De genoemde datums laten het moment van publicatie zien, 
De datum waarop de preek gehouden is ligt gewoonlijk een week later

TWEEDE ZONDAG IN DE 40-DAGENTIJD VAN HET B--JAAR 2009
© Ad Blijlevens, Heerlen 2009

MOEILIJK EN TOCH...

Laten we maar meteen toegeven: het verhaal van de eerste lezing is heel moeilijk. In elk geval gaat het in dit verhaal niet om een historisch gebeuren, maar om een uitzonderlijk grootse poging om als gelovige een onvoorstelbare en uitzichtloze lijdenssituatie te verwerken. Het lijden verschijnt in dit verhaal wel in een krankzinnige gestalte: Abraham lijkt de zoon van Gods belofte te moeten offeren. Op het eerste gezicht stelt God zich hier aan als een afschuwelijke heerser, die iemand op een saddistische manier op de proef stelt.

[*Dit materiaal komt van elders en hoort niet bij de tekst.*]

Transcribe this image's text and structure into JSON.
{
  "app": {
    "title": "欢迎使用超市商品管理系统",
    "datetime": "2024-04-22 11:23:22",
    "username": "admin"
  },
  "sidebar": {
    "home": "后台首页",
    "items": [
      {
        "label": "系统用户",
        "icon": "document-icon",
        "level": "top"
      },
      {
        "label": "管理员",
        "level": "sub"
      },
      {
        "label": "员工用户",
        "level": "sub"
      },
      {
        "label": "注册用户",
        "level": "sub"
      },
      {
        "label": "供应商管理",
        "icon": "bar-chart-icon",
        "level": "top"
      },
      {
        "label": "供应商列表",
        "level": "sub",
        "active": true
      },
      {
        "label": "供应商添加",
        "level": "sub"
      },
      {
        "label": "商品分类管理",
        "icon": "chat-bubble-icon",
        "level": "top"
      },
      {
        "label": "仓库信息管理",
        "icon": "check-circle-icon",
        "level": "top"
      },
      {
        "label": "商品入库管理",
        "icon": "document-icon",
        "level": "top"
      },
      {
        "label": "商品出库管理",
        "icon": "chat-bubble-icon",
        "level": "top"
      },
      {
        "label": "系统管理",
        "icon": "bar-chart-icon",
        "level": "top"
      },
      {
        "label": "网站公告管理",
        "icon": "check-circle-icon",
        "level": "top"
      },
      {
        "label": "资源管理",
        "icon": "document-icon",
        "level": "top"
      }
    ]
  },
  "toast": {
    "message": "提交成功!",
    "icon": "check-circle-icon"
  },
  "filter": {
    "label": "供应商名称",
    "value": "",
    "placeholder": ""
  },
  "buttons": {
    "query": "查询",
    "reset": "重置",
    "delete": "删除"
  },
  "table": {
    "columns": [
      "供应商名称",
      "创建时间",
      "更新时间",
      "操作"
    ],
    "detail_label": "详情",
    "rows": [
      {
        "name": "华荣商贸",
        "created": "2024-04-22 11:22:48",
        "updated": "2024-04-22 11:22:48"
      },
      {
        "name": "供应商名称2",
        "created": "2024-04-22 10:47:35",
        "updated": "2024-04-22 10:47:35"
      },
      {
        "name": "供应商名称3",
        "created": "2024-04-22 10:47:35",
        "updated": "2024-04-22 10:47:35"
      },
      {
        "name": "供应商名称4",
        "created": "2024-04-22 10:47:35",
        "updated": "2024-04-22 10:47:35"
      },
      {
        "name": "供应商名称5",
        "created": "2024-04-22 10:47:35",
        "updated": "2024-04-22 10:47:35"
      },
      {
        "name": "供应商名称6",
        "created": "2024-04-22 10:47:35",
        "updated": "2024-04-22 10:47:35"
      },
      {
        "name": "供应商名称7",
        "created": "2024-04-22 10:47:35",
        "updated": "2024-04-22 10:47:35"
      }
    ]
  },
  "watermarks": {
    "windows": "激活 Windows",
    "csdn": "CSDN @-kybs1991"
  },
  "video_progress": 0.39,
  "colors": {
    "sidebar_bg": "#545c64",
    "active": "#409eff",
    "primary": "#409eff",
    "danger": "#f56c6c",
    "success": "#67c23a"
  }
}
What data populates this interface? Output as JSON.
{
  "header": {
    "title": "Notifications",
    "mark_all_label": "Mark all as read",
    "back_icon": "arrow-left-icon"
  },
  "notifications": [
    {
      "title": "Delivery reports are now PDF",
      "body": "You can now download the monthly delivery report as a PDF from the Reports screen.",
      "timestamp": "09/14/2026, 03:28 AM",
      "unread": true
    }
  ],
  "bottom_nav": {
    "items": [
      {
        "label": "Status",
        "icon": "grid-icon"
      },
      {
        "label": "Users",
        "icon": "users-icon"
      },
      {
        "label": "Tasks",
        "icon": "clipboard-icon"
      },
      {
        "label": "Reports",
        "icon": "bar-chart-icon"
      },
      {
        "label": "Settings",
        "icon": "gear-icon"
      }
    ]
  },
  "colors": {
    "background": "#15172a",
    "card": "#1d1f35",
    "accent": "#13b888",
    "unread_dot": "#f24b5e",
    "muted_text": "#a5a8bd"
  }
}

Maar laten we 'ns wat aandachtiger luisteren. Dan wordt het nl, duidelijk, dat God in dit verhaal eigenlijk zichzélf op de proef stelt. Want Isaak is de zoon van Gods belofte, en daarom eigenlijk meer zoon van God dan zoon van Abraham. God vereenzelvigt zich met het slachtoffer. Hij offert a.h.w, zichzélf. Hij lijkt helemaal in tegenspraak met zichzelf.Hij doodt a.h.w. zichzelf.
Zouden wij dit inderdaad niet zo mogen beluisteren? God die als de God-van-de-belofte helemaal verdwijnt in het lijden? God die zich zo totaal vereenzelvigt met het lijden - dat je Hem niet meer kunt herkennen als God, noch als goedheid, noch als macht?
Daartegenover staat dan het even onbegrijpelijke als onwankelbare Godsvertrouwen van Abraham. Wanneer Isaak hem vraagt: 'Wij hebben wel vuur, maar waar is het offerdier?', antwoordt Abraham volgens het verhaal weergaloos sereen: 'God zelf zal voor het offerdier zorgen, mijn zoon'. Abraham ziet Gods goedheid en trouw al in rook opgaan. Maar hij houdt God vast. God alléén. Je zou kunnen stellen,dat Abrahams geloven God er a.h.w. toe verplicht zich opnieuw te openbaren en te doen gelden als God. God die zich heeft vereenzelvigd met het slachtoffer, met de zoon van zijn belofte, moet zich de sterkere tonen, de overwinnaar. Het slachtoffer moet het 'halen'. De belofte moet betrouwbaar blijken. God moet je meer kunnen vertrouwen dan je eigen ervaring. A.h.w. gedwongen door Abrahams gelovig vertrouwen roept God: 'Raak de jongen met geen vinger aan; doe hem niets'. Maar.., wij zijn Abraham niet. Wij hebben niet genoeg aan God alléén. Zodra Gods gaven en weldaden ons dreigen te ontvallen, voelen wij de twijfel en gaan we God aanklagen. Wij herhalen dan op eigen toon de onafgebroken klaagzang vol vragen waarop niemand een antwoord weet: Waarom? Waarom ik? Waaraan heb ik dit verdiend? Hoe kan God zoiets toelaten?
Wat ervan zij, - God laat geen lijden toe. Hij stuurt niet vanuit een hoogte waarop hij zelf onberoerd blijft, lijden op ons af. In en door zijn Zoon, in en door zijn Geest door wie Hij in ons leeft, vereenzelvigt God zich met ons 'in goede en kwade dagen'. Dus leeft Hij ook in en met ons in ons teveel aan lijden en verdriet. Dan komt het er wel op aan, dat wij althans proberen te blijven geloven in Gods Gods betrouwbaarheid, in zijn belofte van heil en toekomst. Dit gelovig vertrouwen in God dienen wij te beleven in ons verzet tegen alles en tegen allen die ons en anderen lijden berokkenen. En ook wanneer wij dan niet de overwinning behalen, blijft dat Godsvertrouwen belangrijk. - Ik besef dat dit allemaal theorétisch kan klinken. En toch...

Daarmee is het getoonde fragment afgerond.